Batas Nilai Utang
Wakil Ketua Umum DPP REI bidang Regulasi dan Perundang-undangan, Ignesjz Kemalawarta mengungkapkan berdasarkan data yang dimiliki tiga alasan pailit terhadap pengembang yakni menyangkut serahterima unit (57,14%), utang piutang (35,72%) dan penyerahan SHM Sarusun (7,14%).
"Padahal utang piutang dalam sebuah hubungan usaha merupakan hal wajar. Dan meski pun pengembang ada utang dengan salah satu pihak di salah satu proyek properti misalnya apakah itu perbankan, supplier atau kontraktor, kan tidak berkaitan dengan pembeli produk properti lainnya," ujar Ignesjz.
SCROLL TO CONTINUE WITH CONTENT
Sementara dalam kasus kontra prestasi penjualan properti seperti masalah keterlambatan serah terima unit, seharusnya tidak serta-merta didefenisikan sebagai utang.
Menurut Ignesjz, gugatan kepailitan yang bisa dilakukan oleh hanya dua orang dalam konteks yang sifatnya cukup luas dinilai REI terlalu mudah dan kurang tepat. Padahal dampak dari pemberitaan akibat gugatan kepailitan itu sangat berat, karena dapat menghancurkan reputasi dan citra developer dalam sekejap. Sementara belum tentu nantinya perusahaan properti itu benar-benar diputuskan pailit.
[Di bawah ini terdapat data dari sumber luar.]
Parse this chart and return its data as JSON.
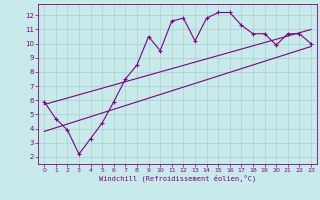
{
  "main_x": [
    0,
    1,
    2,
    3,
    4,
    5,
    6,
    7,
    8,
    9,
    10,
    11,
    12,
    13,
    14,
    15,
    16,
    17,
    18,
    19,
    20,
    21,
    22,
    23
  ],
  "main_y": [
    5.9,
    4.7,
    3.9,
    2.2,
    3.3,
    4.4,
    5.9,
    7.5,
    8.5,
    10.5,
    9.5,
    11.6,
    11.8,
    10.2,
    11.8,
    12.2,
    12.2,
    11.3,
    10.7,
    10.7,
    9.9,
    10.7,
    10.7,
    10.0
  ],
  "upper_line_x": [
    0,
    23
  ],
  "upper_line_y": [
    5.7,
    11.0
  ],
  "lower_line_x": [
    0,
    23
  ],
  "lower_line_y": [
    3.8,
    9.8
  ],
  "color": "#800080",
  "bg_color": "#c8eaea",
  "grid_color": "#a8d0d0",
  "xlabel": "Windchill (Refroidissement éolien,°C)",
  "ylabel_ticks": [
    2,
    3,
    4,
    5,
    6,
    7,
    8,
    9,
    10,
    11,
    12
  ],
  "xlim": [
    -0.5,
    23.5
  ],
  "ylim": [
    1.5,
    12.8
  ],
  "xticks": [
    0,
    1,
    2,
    3,
    4,
    5,
    6,
    7,
    8,
    9,
    10,
    11,
    12,
    13,
    14,
    15,
    16,
    17,
    18,
    19,
    20,
    21,
    22,
    23
  ]
}
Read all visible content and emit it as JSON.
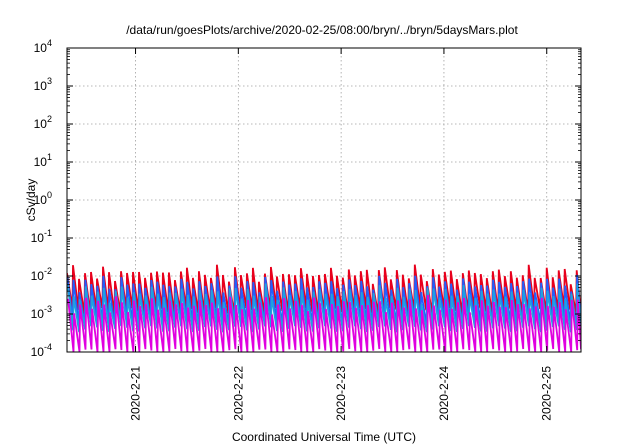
{
  "chart_data": {
    "type": "line",
    "title": "/data/run/goesPlots/archive/2020-02-25/08:00/bryn/../bryn/5daysMars.plot",
    "xlabel": "Coordinated Universal Time (UTC)",
    "ylabel": "cSv/day",
    "y_scale": "log",
    "ylim": [
      0.0001,
      10000
    ],
    "y_ticks": [
      {
        "value": 0.0001,
        "base": "10",
        "exp": "-4"
      },
      {
        "value": 0.001,
        "base": "10",
        "exp": "-3"
      },
      {
        "value": 0.01,
        "base": "10",
        "exp": "-2"
      },
      {
        "value": 0.1,
        "base": "10",
        "exp": "-1"
      },
      {
        "value": 1,
        "base": "10",
        "exp": "0"
      },
      {
        "value": 10,
        "base": "10",
        "exp": "1"
      },
      {
        "value": 100,
        "base": "10",
        "exp": "2"
      },
      {
        "value": 1000,
        "base": "10",
        "exp": "3"
      },
      {
        "value": 10000,
        "base": "10",
        "exp": "4"
      }
    ],
    "xlim": [
      "2020-02-20 08:00",
      "2020-02-25 08:00"
    ],
    "x_ticks": [
      {
        "value": "2020-02-21 00:00",
        "label": "2020-2-21"
      },
      {
        "value": "2020-02-22 00:00",
        "label": "2020-2-22"
      },
      {
        "value": "2020-02-23 00:00",
        "label": "2020-2-23"
      },
      {
        "value": "2020-02-24 00:00",
        "label": "2020-2-24"
      },
      {
        "value": "2020-02-25 00:00",
        "label": "2020-2-25"
      }
    ],
    "grid": true,
    "sawtooth_period_hours": 1.4,
    "series": [
      {
        "color": "#e8001c",
        "peak": 0.013,
        "trough": 0.0012
      },
      {
        "color": "#2060ff",
        "peak": 0.007,
        "trough": 0.0006
      },
      {
        "color": "#20a0e0",
        "peak": 0.004,
        "trough": 0.0004
      },
      {
        "color": "#e000e0",
        "peak": 0.002,
        "trough": 0.0001
      }
    ]
  }
}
"Kami mengusulkan adanya pra-sidang sebelum gugatan kepailitan dan PKPU diajukan ke pengadilan niaga, sehingga tidak menimbulkan dampak yang lebih luas terhadap perusahaan maupun pihak lain yang dapat dirugikan termasuk pembeli," ujar dia.
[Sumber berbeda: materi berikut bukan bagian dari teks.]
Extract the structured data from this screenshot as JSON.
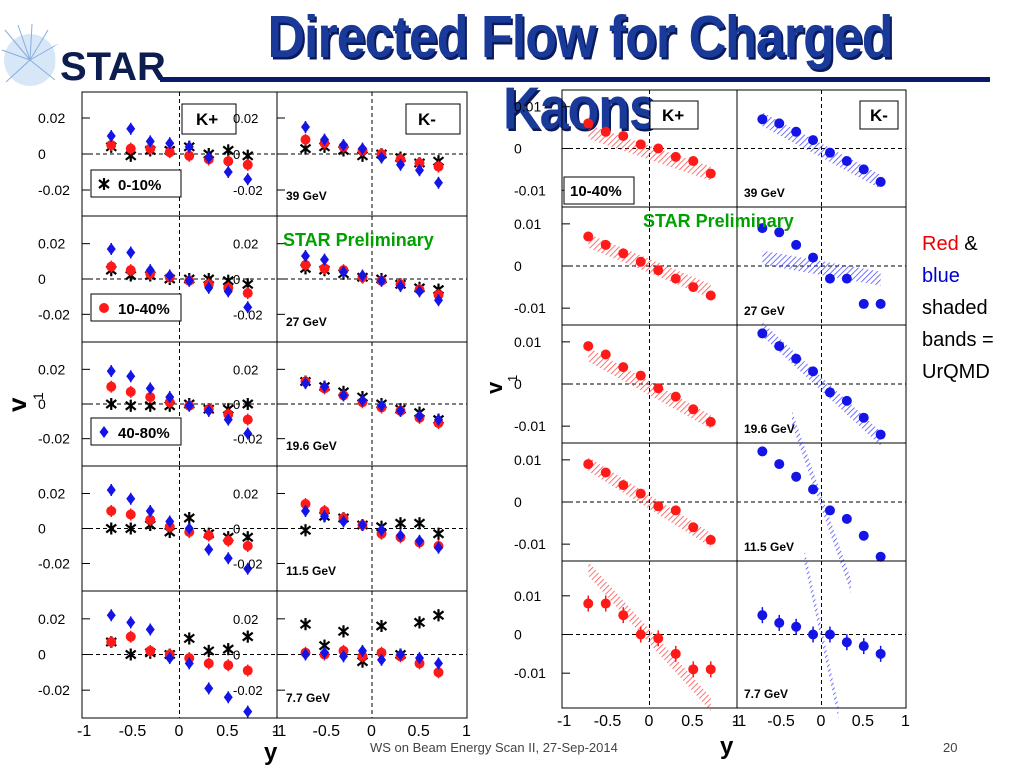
{
  "slide": {
    "title": "Directed Flow for Charged Kaons",
    "logo_text": "STAR",
    "footer": "WS on Beam Energy Scan II, 27-Sep-2014",
    "page_number": "20",
    "note": {
      "red": "Red",
      "amp": "&",
      "blue": "blue",
      "rest": [
        "shaded",
        "bands =",
        "UrQMD"
      ]
    },
    "preliminary": "STAR Preliminary"
  },
  "colors": {
    "title": "#1a3a9a",
    "red": "#ff1a1a",
    "blue": "#1414e6",
    "black": "#000000",
    "prelim": "#00a000",
    "redband": "#ff3030",
    "blueband": "#3030ff"
  },
  "chart_data": [
    {
      "type": "scatter",
      "panel": "left",
      "xlabel": "y",
      "ylabel": "v1",
      "xlim": [
        -1,
        1
      ],
      "ylim": [
        -0.03,
        0.03
      ],
      "x_ticks": [
        "-1",
        "-0.5",
        "0",
        "0.5",
        "1"
      ],
      "y_ticks": [
        "0.02",
        "0",
        "-0.02"
      ],
      "columns": [
        "K+",
        "K-"
      ],
      "legend": [
        {
          "series": "0-10%",
          "color": "black",
          "marker": "star"
        },
        {
          "series": "10-40%",
          "color": "red",
          "marker": "circle"
        },
        {
          "series": "40-80%",
          "color": "blue",
          "marker": "diamond"
        }
      ],
      "energies": [
        "39 GeV",
        "27 GeV",
        "19.6 GeV",
        "11.5 GeV",
        "7.7 GeV"
      ],
      "x": [
        -0.7,
        -0.5,
        -0.3,
        -0.1,
        0.1,
        0.3,
        0.5,
        0.7
      ],
      "rows": [
        {
          "energy": "39 GeV",
          "kplus": {
            "0-10%": [
              0.004,
              -0.001,
              0.002,
              0.002,
              0.004,
              0.0,
              0.002,
              -0.001
            ],
            "10-40%": [
              0.005,
              0.003,
              0.003,
              0.001,
              -0.001,
              -0.003,
              -0.004,
              -0.006
            ],
            "40-80%": [
              0.01,
              0.014,
              0.007,
              0.006,
              0.004,
              -0.002,
              -0.01,
              -0.014
            ]
          },
          "kminus": {
            "0-10%": [
              0.003,
              0.004,
              0.002,
              -0.001,
              0.0,
              -0.002,
              -0.005,
              -0.004
            ],
            "10-40%": [
              0.008,
              0.006,
              0.004,
              0.002,
              0.0,
              -0.003,
              -0.005,
              -0.007
            ],
            "40-80%": [
              0.015,
              0.008,
              0.005,
              0.003,
              -0.002,
              -0.006,
              -0.009,
              -0.016
            ]
          }
        },
        {
          "energy": "27 GeV",
          "kplus": {
            "0-10%": [
              0.005,
              0.002,
              0.002,
              0.0,
              0.0,
              0.0,
              -0.001,
              -0.003
            ],
            "10-40%": [
              0.007,
              0.005,
              0.003,
              0.001,
              -0.001,
              -0.003,
              -0.005,
              -0.008
            ],
            "40-80%": [
              0.017,
              0.015,
              0.005,
              0.002,
              -0.001,
              -0.005,
              -0.007,
              -0.016
            ]
          },
          "kminus": {
            "0-10%": [
              0.006,
              0.005,
              0.003,
              0.001,
              0.0,
              -0.003,
              -0.005,
              -0.006
            ],
            "10-40%": [
              0.008,
              0.006,
              0.005,
              0.001,
              -0.001,
              -0.003,
              -0.006,
              -0.009
            ],
            "40-80%": [
              0.013,
              0.011,
              0.004,
              0.002,
              -0.001,
              -0.004,
              -0.007,
              -0.012
            ]
          }
        },
        {
          "energy": "19.6 GeV",
          "kplus": {
            "0-10%": [
              0.0,
              -0.001,
              -0.001,
              -0.001,
              0.0,
              -0.003,
              -0.003,
              0.0
            ],
            "10-40%": [
              0.01,
              0.007,
              0.004,
              0.001,
              -0.001,
              -0.003,
              -0.006,
              -0.009
            ],
            "40-80%": [
              0.019,
              0.016,
              0.009,
              0.004,
              -0.001,
              -0.004,
              -0.009,
              -0.017
            ]
          },
          "kminus": {
            "0-10%": [
              0.013,
              0.01,
              0.007,
              0.004,
              0.0,
              -0.003,
              -0.005,
              -0.009
            ],
            "10-40%": [
              0.013,
              0.009,
              0.005,
              0.001,
              -0.002,
              -0.004,
              -0.008,
              -0.011
            ],
            "40-80%": [
              0.012,
              0.01,
              0.005,
              0.002,
              -0.001,
              -0.004,
              -0.007,
              -0.009
            ]
          }
        },
        {
          "energy": "11.5 GeV",
          "kplus": {
            "0-10%": [
              0.0,
              0.0,
              0.002,
              -0.002,
              0.006,
              -0.003,
              -0.005,
              -0.005
            ],
            "10-40%": [
              0.01,
              0.008,
              0.005,
              0.001,
              -0.002,
              -0.004,
              -0.007,
              -0.01
            ],
            "40-80%": [
              0.022,
              0.017,
              0.01,
              0.004,
              0.0,
              -0.012,
              -0.017,
              -0.023
            ]
          },
          "kminus": {
            "0-10%": [
              -0.001,
              0.007,
              0.006,
              0.002,
              0.001,
              0.003,
              0.003,
              -0.003
            ],
            "10-40%": [
              0.014,
              0.01,
              0.006,
              0.002,
              -0.003,
              -0.005,
              -0.008,
              -0.01
            ],
            "40-80%": [
              0.01,
              0.007,
              0.004,
              0.002,
              -0.001,
              -0.004,
              -0.007,
              -0.011
            ]
          }
        },
        {
          "energy": "7.7 GeV",
          "kplus": {
            "0-10%": [
              0.007,
              0.0,
              0.001,
              0.0,
              0.009,
              0.002,
              0.003,
              0.01
            ],
            "10-40%": [
              0.007,
              0.01,
              0.002,
              0.0,
              -0.002,
              -0.005,
              -0.006,
              -0.009
            ],
            "40-80%": [
              0.022,
              0.018,
              0.014,
              -0.002,
              -0.005,
              -0.019,
              -0.024,
              -0.032
            ]
          },
          "kminus": {
            "0-10%": [
              0.017,
              0.005,
              0.013,
              -0.004,
              0.016,
              0.0,
              0.018,
              0.022
            ],
            "10-40%": [
              0.001,
              0.0,
              0.002,
              -0.001,
              0.001,
              -0.001,
              -0.005,
              -0.01
            ],
            "40-80%": [
              0.0,
              0.001,
              -0.001,
              0.002,
              -0.003,
              0.0,
              -0.002,
              -0.005
            ]
          }
        }
      ]
    },
    {
      "type": "scatter",
      "panel": "right",
      "xlabel": "y",
      "ylabel": "v1",
      "xlim": [
        -1,
        1
      ],
      "x_ticks": [
        "-1",
        "-0.5",
        "0",
        "0.5",
        "1"
      ],
      "y_ticks": [
        "0.01",
        "0",
        "-0.01"
      ],
      "columns": [
        "K+",
        "K-"
      ],
      "legend": [
        {
          "series": "10-40%",
          "color": "red",
          "marker": "circle"
        }
      ],
      "energies": [
        "39 GeV",
        "27 GeV",
        "19.6 GeV",
        "11.5 GeV",
        "7.7 GeV"
      ],
      "x": [
        -0.7,
        -0.5,
        -0.3,
        -0.1,
        0.1,
        0.3,
        0.5,
        0.7
      ],
      "rows": [
        {
          "energy": "39 GeV",
          "ylim": [
            -0.014,
            0.014
          ],
          "kplus": [
            0.006,
            0.004,
            0.003,
            0.001,
            0.0,
            -0.002,
            -0.003,
            -0.006
          ],
          "kminus": [
            0.007,
            0.006,
            0.004,
            0.002,
            -0.001,
            -0.003,
            -0.005,
            -0.008
          ],
          "kplus_band": [
            [
              -0.7,
              0.004
            ],
            [
              0.7,
              -0.006
            ]
          ],
          "kminus_band": [
            [
              -0.7,
              0.007
            ],
            [
              0.7,
              -0.008
            ]
          ]
        },
        {
          "energy": "27 GeV",
          "ylim": [
            -0.014,
            0.014
          ],
          "kplus": [
            0.007,
            0.005,
            0.003,
            0.001,
            -0.001,
            -0.003,
            -0.005,
            -0.007
          ],
          "kminus": [
            0.009,
            0.008,
            0.005,
            0.002,
            -0.003,
            -0.003,
            -0.009,
            -0.009
          ],
          "kplus_band": [
            [
              -0.7,
              0.006
            ],
            [
              0.7,
              -0.006
            ]
          ],
          "kminus_band": [
            [
              -0.7,
              0.002
            ],
            [
              0.7,
              -0.003
            ]
          ]
        },
        {
          "energy": "19.6 GeV",
          "ylim": [
            -0.014,
            0.014
          ],
          "kplus": [
            0.009,
            0.007,
            0.004,
            0.002,
            -0.001,
            -0.003,
            -0.006,
            -0.009
          ],
          "kminus": [
            0.012,
            0.009,
            0.006,
            0.003,
            -0.002,
            -0.004,
            -0.008,
            -0.012
          ],
          "kplus_band": [
            [
              -0.7,
              0.007
            ],
            [
              0.7,
              -0.009
            ]
          ],
          "kminus_band": [
            [
              -0.7,
              0.013
            ],
            [
              0.7,
              -0.013
            ]
          ]
        },
        {
          "energy": "11.5 GeV",
          "ylim": [
            -0.014,
            0.014
          ],
          "kplus": [
            0.009,
            0.007,
            0.004,
            0.002,
            -0.001,
            -0.002,
            -0.006,
            -0.009
          ],
          "kminus": [
            0.012,
            0.009,
            0.006,
            0.003,
            -0.002,
            -0.004,
            -0.008,
            -0.013
          ],
          "kplus_band": [
            [
              -0.7,
              0.009
            ],
            [
              0.7,
              -0.009
            ]
          ],
          "kminus_band": [
            [
              -0.35,
              0.02
            ],
            [
              0.35,
              -0.02
            ]
          ]
        },
        {
          "energy": "7.7 GeV",
          "ylim": [
            -0.019,
            0.019
          ],
          "kplus": [
            0.008,
            0.008,
            0.005,
            0.0,
            -0.001,
            -0.005,
            -0.009,
            -0.009
          ],
          "kminus": [
            0.005,
            0.003,
            0.002,
            0.0,
            0.0,
            -0.002,
            -0.003,
            -0.005
          ],
          "kplus_band": [
            [
              -0.7,
              0.017
            ],
            [
              0.7,
              -0.018
            ]
          ],
          "kminus_band": [
            [
              -0.2,
              0.02
            ],
            [
              0.2,
              -0.02
            ]
          ]
        }
      ]
    }
  ]
}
Keberatan lain adalah tidak adanya batas nilai utang dan solvency test sehingga sering disalahgunakan dalam persaingan yang tidak sehat. Tidak adanya batas nilai membuat ketidakseimbangan tuntutan pailit meski nilainya kecil dan tidak sebanding terhadap nilai aset properti yang ratusan kali lipat jumlahnya.
Sedangkan tidak adanya solvency test membuat kemampuan perusahaan untuk menyelesaikan utangnya tidak dapat dipastikan.
Ignesjz meminta semua pihak arif dan bijaksana untuk melakukan upaya hukum pailit dan PKPU, serta memikirkan secara utuh dampak untung-ruginya bagi perekonomian nasional.